The former squat on Rigaer Strasse 94 in Berlin - one of the last such leftist strongholds in Europe - has won another day in court. The owner's lawyer couldn't prove he was entitled to represent the case.
Police vans may no longer be surrounding Rigaer Strasse 94 in Berlin, but the legal battle over its future is a long way from over. On Thursday, a court in the nation's capital ruled that the Kadterschmiede bar on Rigaer 94's ground floor - legendary in Europe's leftist scene - could not be cleared, because the plaintiff's lawyer could not prove that he was entitled to represent the building's owners.
This, according to local media reports, "visibly angered" the attorney, Markus Bernau - because the reason he didn't have the necessary document was a widely-reported burglary on his office on New Year's Eve. "I only found out just before the hearing that my power of attorney would be questioned," he was quoted in the "Tagesspiegel" newspaper as saying. "Of course I wasn't prepared for that."
To increase Bernau's exasperation, his counterpart for the defense, Lukas Theune, explained to the judge that an oversight in his office had led to a written request for the document being sent by post rather than fax. Bernau expressed his doubts and, according to the "Berliner Morgenpost," said Theune's interpretation of the law was "legal abuse."
Bernau had previously insinuated that the New Year's Eve burglary on his office was not unconnected with the case. All the documents relating to the Rigaer 94 eviction suit had been stolen, he told the "taz" newspaper at the time, along with a stack of other documents nearby. "It looked very tidy," Bernau noted. "Other rooms had not been touched, and there hadn't been any rummaging around." A DW call to both Bernau's and Theune's office outside hours on Saturday remained unanswered.
Missing power of attorney
The fact that his power of attorney was among the stolen documents turned out to be significant, when Theune brought it up before the judge. He argued that it was legally unclear who the actual plaintiff was, since the owner of the company remains deliberately anonymous and is acting through a British shell company, Lafone Investments Limited, whose director resigned without replacement last July.

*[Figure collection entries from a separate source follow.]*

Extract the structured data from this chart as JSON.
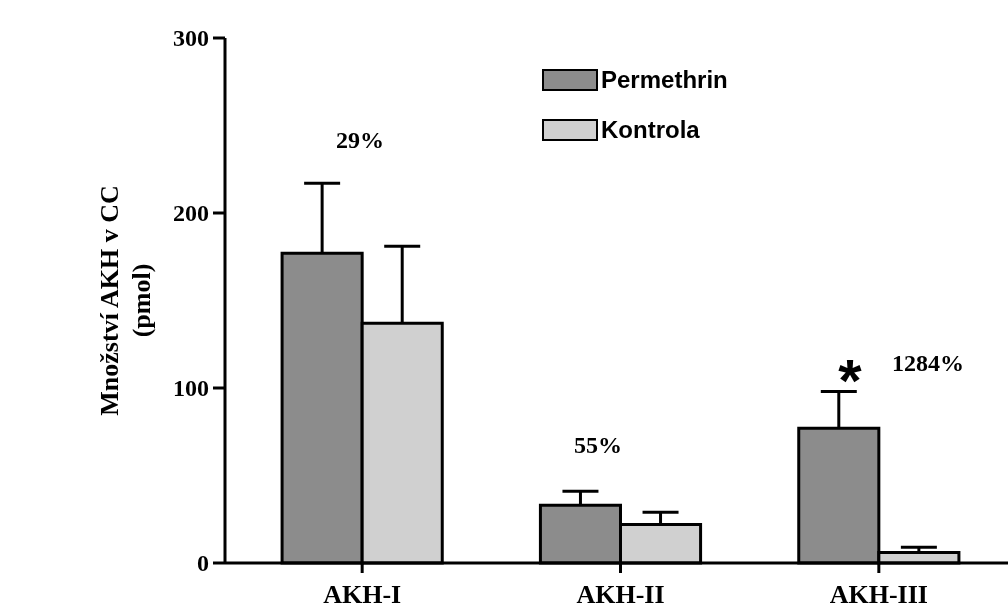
{
  "chart_data": {
    "type": "bar",
    "ylabel": "Množství AKH v CC\n(pmol)",
    "categories": [
      "AKH-I",
      "AKH-II",
      "AKH-III"
    ],
    "series": [
      {
        "name": "Permethrin",
        "color": "#8c8c8c",
        "values": [
          177,
          33,
          77
        ],
        "errors": [
          40,
          8,
          21
        ]
      },
      {
        "name": "Kontrola",
        "color": "#d0d0d0",
        "values": [
          137,
          22,
          6
        ],
        "errors": [
          44,
          7,
          3
        ]
      }
    ],
    "ylim": [
      0,
      300
    ],
    "yticks": [
      0,
      100,
      200,
      300
    ],
    "grid": false,
    "legend": "top right",
    "annotations": [
      "29%",
      "55%",
      "*",
      "1284%"
    ]
  }
}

Since the eviction notice was only filed after this, in August, Theune said, the leaderless company could not be satisfactorily represented in court, especially without a valid power of attorney.
"We will see each other here again before the court," the riled Bernau promised in response. He now has two weeks to produce a new power of attorney document and file an appeal against the court ruling.
He is suing for the Kadterschmiede - as well as another apartment in the building that is being used as a workshop - to be cleared, plus retroactive compensation for the owners (whoever they are). Both properties have been used by the Kadterschmiede Club without a rental contract since May 2013, though no one is actually living in them (although Bernau disputes this, he was unable prove who is living there). The building management company has offered the club a contract for the two spaces, but their lawyer argued that this had been refused because without a power of attorney it was not clear who the owner was.
To the surprise of many, including the police, who stationed several armored vehicles and officers outside the court building, Thursday's hearing ran peacefully. Between 30 and 50 supporters of Rigaer 94 took seats in the spectator's gallery, but local media noted that they did not celebrate, or even applaud, when the judge made the ruling.
This tranquility was in contrast to last July, when the increasing tension around the building led to a night of violence as at least 2,000 protesters (some of whom traveled from around Europe) threw fireworks and cobblestones in the street, while police tear-gassed and arrested several people. There were angry reactions against the leftists from Mayor Michael Müller and other local politicians.
But back then too, the occupants of the building found themselves on the right side of the law. A few days after the violence, a Berlin court decided that the partial eviction of the Kadterschmiede on June 22 had been illegal, because the owner had failed to provide an eviction notice, leaving the court with no option but to recognize the legal rights of the leftist club. (In a separate lawsuit, the Rigaer Strasse occupants are currently seeking to have police action on that day - in protecting the construction workers who cleared out the bar - declared illegal.)
Rigaer Strasse 94 began life as a squat in 1990, and though its occupants were gradually able to secure rental agreements, it has remained a center of left-wing radicals and anarchists ever since. The simmering tension between occupants and police escalated in June 2016, when the police ordered a full search of the building after an officer was "shoved" or "beaten up" (press and eye-witness reports differ) and the attacker had allegedly fled inside. Iron bars and cobblestones were found inside, but occupants have denied any connection to leftist vandalism, pointing out that they are under continual observation by Berlin's state intelligence agency.